Teddy se puso de pie –porque esto nos lo dijo sentado en la silla sobrante, de donde quitó mi carpeta—, se alisó el chalequito a cuadros verdes, se ajustó el corbatín negro y nos juró por sus hijas que era cierto.

Teddy es un tipo bajito y fortachón que parece tener una opinión razonada para todo. Se ha hecho de una cultura muy sólida devanándose los sesos a punta de crucigramas. Lo veo alejarse para atender a una pareja de viejos que se ha instalado en una de las mesas de su rango. Sergio me mira muerto de risa por encima de sus lentes bifocales y me suela con una sorna atragantada:

—Te lo pregunto a vos, Ernesto, porque fuiste quien empezó esta conversación, ¿te estáis tomando en serio todas estas güevonadas que han dicho?

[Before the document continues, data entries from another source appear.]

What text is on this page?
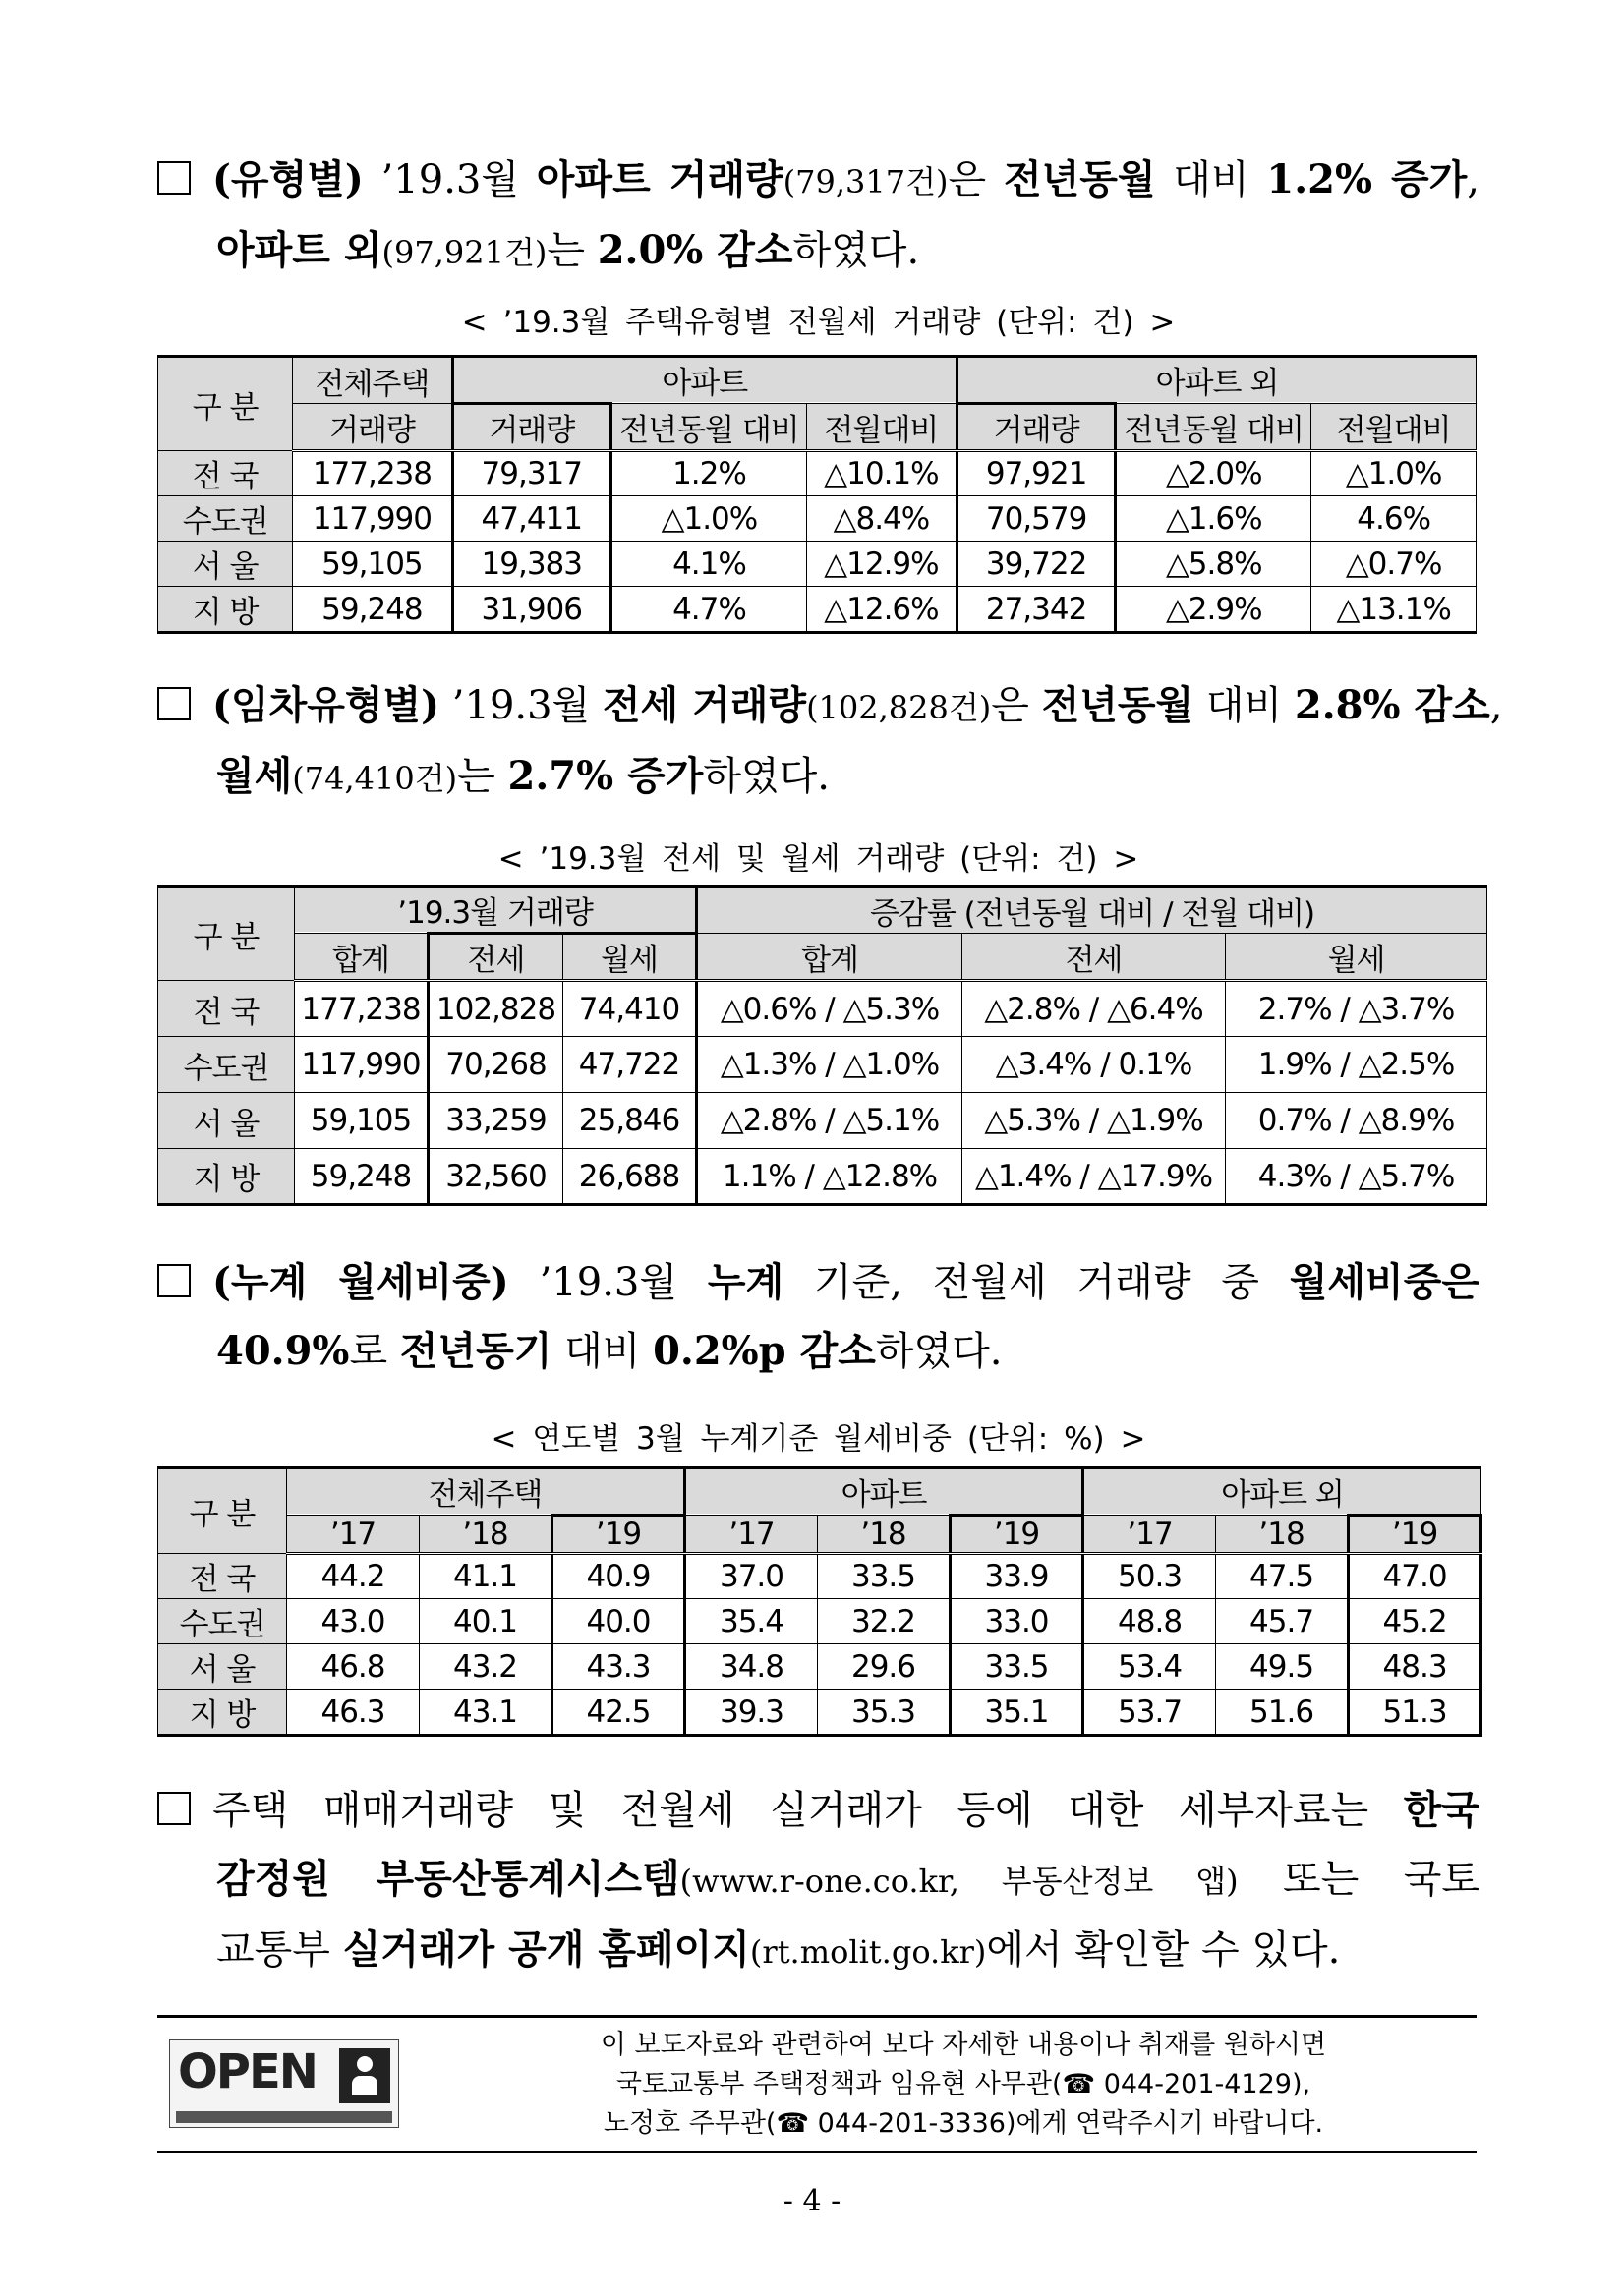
(유형별) ’19.3월 아파트 거래량(79,317건)은 전년동월 대비 1.2% 증가,
아파트 외(97,921건)는 2.0% 감소하였다.
< ’19.3월 주택유형별 전월세 거래량 (단위: 건) >
구 분	전체주택	아파트			아파트 외		
	거래량	거래량	전년동월 대비	전월대비	거래량	전년동월 대비	전월대비
전 국	177,238	79,317	1.2%	△10.1%	97,921	△2.0%	△1.0%
수도권	117,990	47,411	△1.0%	△8.4%	70,579	△1.6%	4.6%
서 울	59,105	19,383	4.1%	△12.9%	39,722	△5.8%	△0.7%
지 방	59,248	31,906	4.7%	△12.6%	27,342	△2.9%	△13.1%
(임차유형별) ’19.3월 전세 거래량(102,828건)은 전년동월 대비 2.8% 감소,
월세(74,410건)는 2.7% 증가하였다.
< ’19.3월 전세 및 월세 거래량 (단위: 건) >
구 분	’19.3월 거래량			증감률 (전년동월 대비 / 전월 대비)		
	합계	전세	월세	합계	전세	월세
전 국	177,238	102,828	74,410	△0.6% / △5.3%	△2.8% / △6.4%	2.7% / △3.7%
수도권	117,990	70,268	47,722	△1.3% / △1.0%	△3.4% / 0.1%	1.9% / △2.5%
서 울	59,105	33,259	25,846	△2.8% / △5.1%	△5.3% / △1.9%	0.7% / △8.9%
지 방	59,248	32,560	26,688	1.1% / △12.8%	△1.4% / △17.9%	4.3% / △5.7%
(누계 월세비중) ’19.3월 누계 기준, 전월세 거래량 중 월세비중은
40.9%로 전년동기 대비 0.2%p 감소하였다.
< 연도별 3월 누계기준 월세비중 (단위: %) >
구 분	전체주택			아파트			아파트 외		
	’17	’18	’19	’17	’18	’19	’17	’18	’19
전 국	44.2	41.1	40.9	37.0	33.5	33.9	50.3	47.5	47.0
수도권	43.0	40.1	40.0	35.4	32.2	33.0	48.8	45.7	45.2
서 울	46.8	43.2	43.3	34.8	29.6	33.5	53.4	49.5	48.3
지 방	46.3	43.1	42.5	39.3	35.3	35.1	53.7	51.6	51.3
주택 매매거래량 및 전월세 실거래가 등에 대한 세부자료는 한국
감정원 부동산통계시스템(www.r-one.co.kr, 부동산정보 앱) 또는 국토
교통부 실거래가 공개 홈페이지(rt.molit.go.kr)에서 확인할 수 있다.
OPEN	이 보도자료와 관련하여 보다 자세한 내용이나 취재를 원하시면
국토교통부 주택정책과 임유현 사무관(☎ 044-201-4129),
노정호 주무관(☎ 044-201-3336)에게 연락주시기 바랍니다.
- 4 -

Porque de Francisco y Teddy creo cualquier cosa, pero tuyo, coño, es el colmo.

—¡No, chico!, lo que pasa es que esa información me habría servido pa cuando escribí la novela del fantasma, pero ya es tarde. Era pura curiosidad, más nada.

Irama se disolvió esa noche como en las películas, cuando se pasa de una escena a otra. Ahora estoy en mi nuevo hogar. Ya dije que es un cuchitril, pero tengo la impresión de que pudiera ser una descripción un tanto excesiva. El caso es que una abuela, a la que las hijas se le casaron y mudaron, y a la que su marido la abandonó para irse al otro mundo, decidió un buen día convertir su casa en cuatro miniapartamentos, uno para ella y tres para alquilar. A mí me tocó el peor. Y estoy seguro de que este debió ser el cuarto de los chécheres. Por ejemplo, lo que se dice sala-cocina-comedor-estar-estudio es un solo ambiente de cuatro por cuatro. El dormitorio tiene dos y medio por tres, donde apenas pude meter un viejo colchón. El clóset es una cabilla atravesada de pared a pared. Y el baño, una joya arquitectónica de la apretujadera: la puerta de acceso es una gruesa cortina roja, el lavamanos y la poceta están dentro de la regadera. No obstante, en este cuchitril espero pasar un buen tiempo. El asunto es que algo debo hacer y eso, sin duda, es escribir, ¿pero qué?  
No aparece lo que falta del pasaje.